It seems most appropriate to ruminate on truth and lies today, the next day after the April Fools’ Day. All fiction is lies, right? But what makes great fiction? Ah, that would be convincing lies, lies that might’ve been true, lies that every reader believes in while he is reading my book. Such lies tell intimate facts about me, the writer, and simultaneously delve deep into the reader’s psyche. Even if the plot is pure fantasy – dragons or aliens or Regency dukes – the underlying emotions must be truthful enough so the reader could identify and empathize with my heroes.
Am I intrepid enough to write such fiction? Do I have the audacity to bare my soul and let it bleed on the page, so the reader could believe my fabrications? Because make no mistake, such honesty on the writer’s part requires lots of spunk. Sometimes, when too much of me leaks into my characters, I flinch. I want to censor my writing. No need to be too honest in my stories, I tell myself, to admit to my shameful shortcomings or unconventional worldviews. Nobody needs to know THAT about me, right? Wrong!
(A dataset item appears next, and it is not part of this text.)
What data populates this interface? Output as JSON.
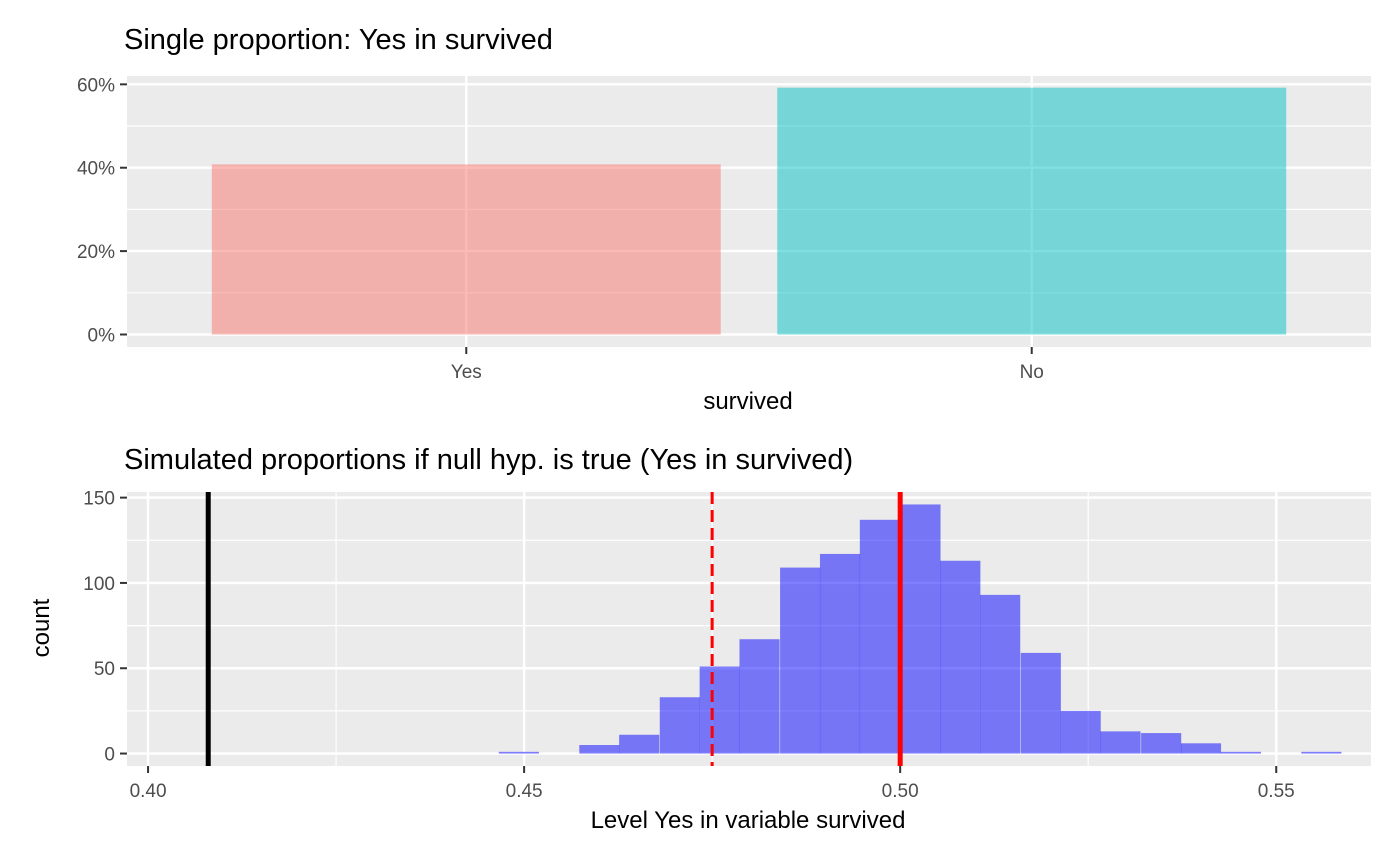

If I am not 100% open in my fiction, it doesn’t stand a chance. My son taught me this lesson. His elementary school was a trying time for our family. We moved a lot, my relationship with my husband was deteriorating, I had money troubles. To reward himself for all those upheavals at home, my poor boy started filching money from my wallet. Not much, a twenty at a time – to buy sweets or gums or Pokemon cards. Not drugs or cigarettes, thankfully. It took me a few months before I caught on and even longer before I gathered my tattered dignity and talked to him about it. It’s not easy to accuse your nine-year-old child of stealing your money. In the end, he promised he would never do that again and he’s kept his word.
Several years later, already in high school, he came to me on a nice spring morning and shamefully confessed that he was stealing my money again. I’m still cringing inside when I remember that I believed him. I forgot that it was April 1st, the Fools’ Day. We cleared up that misunderstanding pretty soon and laughed together, but I knew he was offended by my belief, and rightfully so. Years passed since that day. He’s thirty now, and a very nice young man. I’m proud of him but I still remember that April 1st.
Did it take courage for him, then a teenager, to come up with such a credible lie, even in jest? I think so. He told me a successful fiction story, and I bought it wholeheartedly. Am I brave enough to lie with such naked truthfulness to my reader? I hope so. What about you?